4. As shown in the figure, the tangent o of PC is at C, AC is the diameter of the circle, PEF is the secant of the circle, AE and AF intersect with the straight line PO at B and D, which proves that AB = DC and BC = AD.
Classic question (4)
1. It is known that △ABC is a regular triangle, P is a point inside the triangle, Pa = 3, Pb = 4, and PC = 5.
Find the degree of ∠APB.
2. Let p be a point in the parallelogram ABCD and ∠ PBA = ∠ PDA.
Proof: ∠ PAB = ∠ PCB
3. Let ABCD be a convex quadrilateral inscribed in a circle, and prove that AB CD+AD BC = AC BD.
4. In the parallelogram ABCD, let E and F be points on BC and AB respectively, AE and CF intersect at P, and
Ae = cf verification: ∠ DPA = ∠ DPC.
Classic question (5)
1. Let p be any point in positive △ABC with a side length of 1, and L = PA+Pb+PC. Prove:
2. It is known that P is a point in a square ABCD with a side length of 1, and the minimum value of PA+Pb+PC is found.
3.p is a point in the square ABCD, PA = A, Pb = 2A, PC = 3A. Find the side length of a square.

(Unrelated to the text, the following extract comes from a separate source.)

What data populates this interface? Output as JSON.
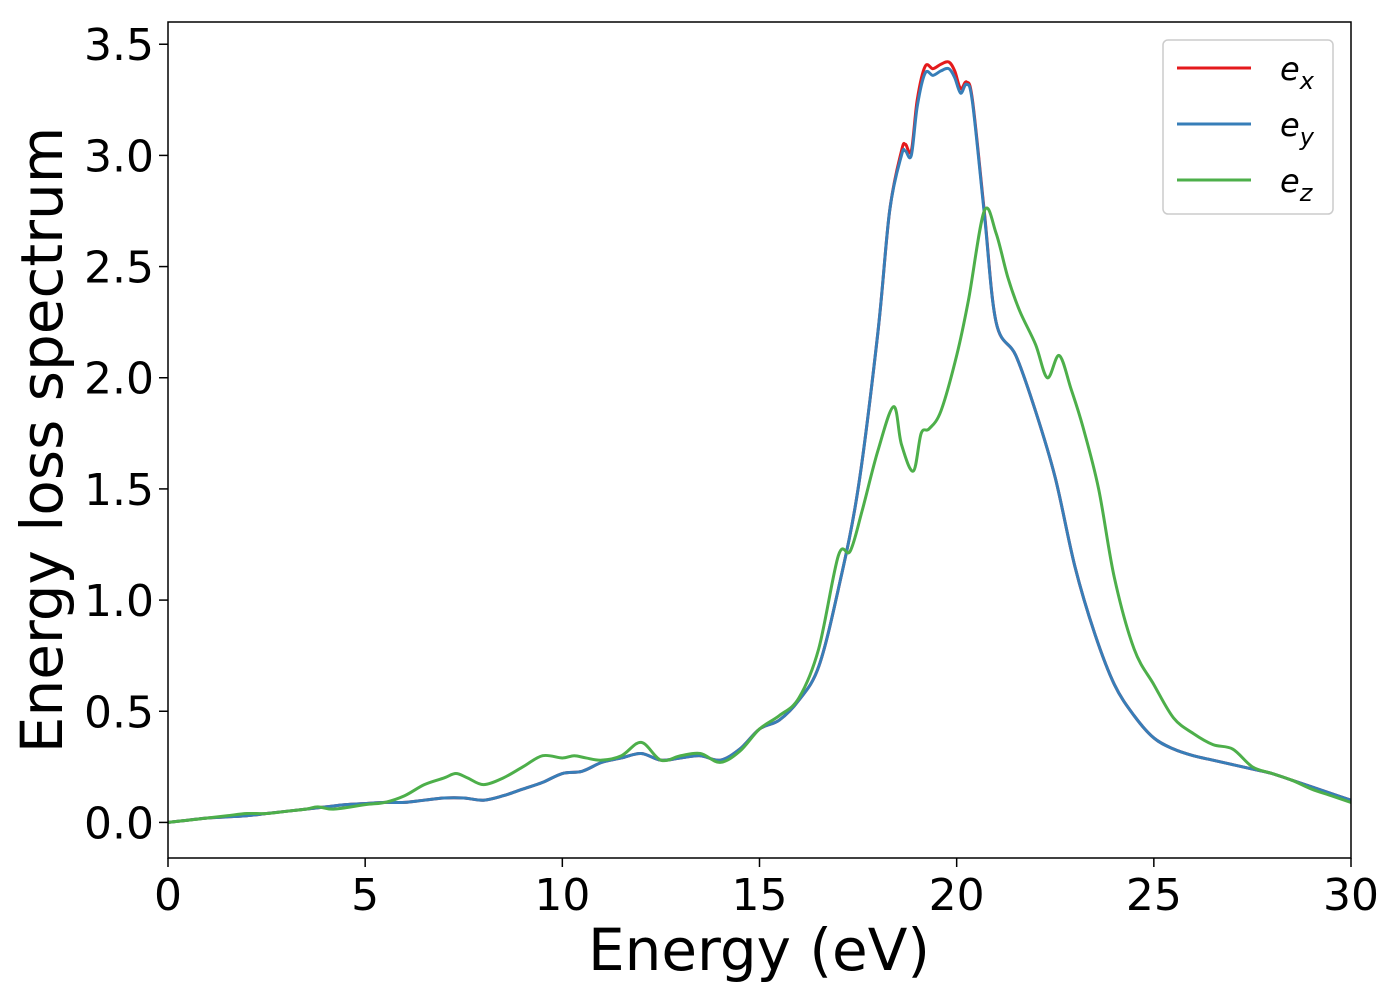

4. As shown in the figure, in △ABC, ∠ ABC = ∠ ACB = 80 degrees, D and E are points on AB and AC respectively, ∠ DCA = 30 degrees, ∠ EBA = 20 degrees, and find the degree of ∠BED.
Answer a question.
Classic problem (1)
4. Connect AC as shown in the figure below, and take the middle point Q to connect QN and QM, then we can get ∠QMF=∠F, ∠QNM =∠ Deng and ∠QMN=∠QNM, and then get ∠ Deng =∠F.
Classical problem (2)
1.( 1) extends AD to even BF, do OG⊥AF,
∠F=∠ACB=∠BHD,
You can get BH=BF, so you can get HD=DF.
And AH = GF HG = GH HD DF HG = 2(GH HD)= 20m.
(2) connecting OB and OC to get ∠BOC= 1200,
So you can get ∠BOM=600.
So OB = 2OM = AH = AO,
Get a license.
Classical problem (3)
Classic question (4)
2. Make a straight line parallel to AD with point P, and choose point E as AE∨DC, BE∨PC.
You can get ∠ABP=∠ADP=∠AEP, and you can get:
AEBP*** circle (one side faces two equal angles).
Get BAP = BEP = BCP, get the certificate.
Classic question (5)
2. Rotate △BPC 60 degrees clockwise to get △PBE of equilateral triangle.
Given that PA PB PC=AP PE EF should be minimized as long as AP, PE and EF are in a straight line,
That is, the following figure: the minimum available PA PB PC=AF.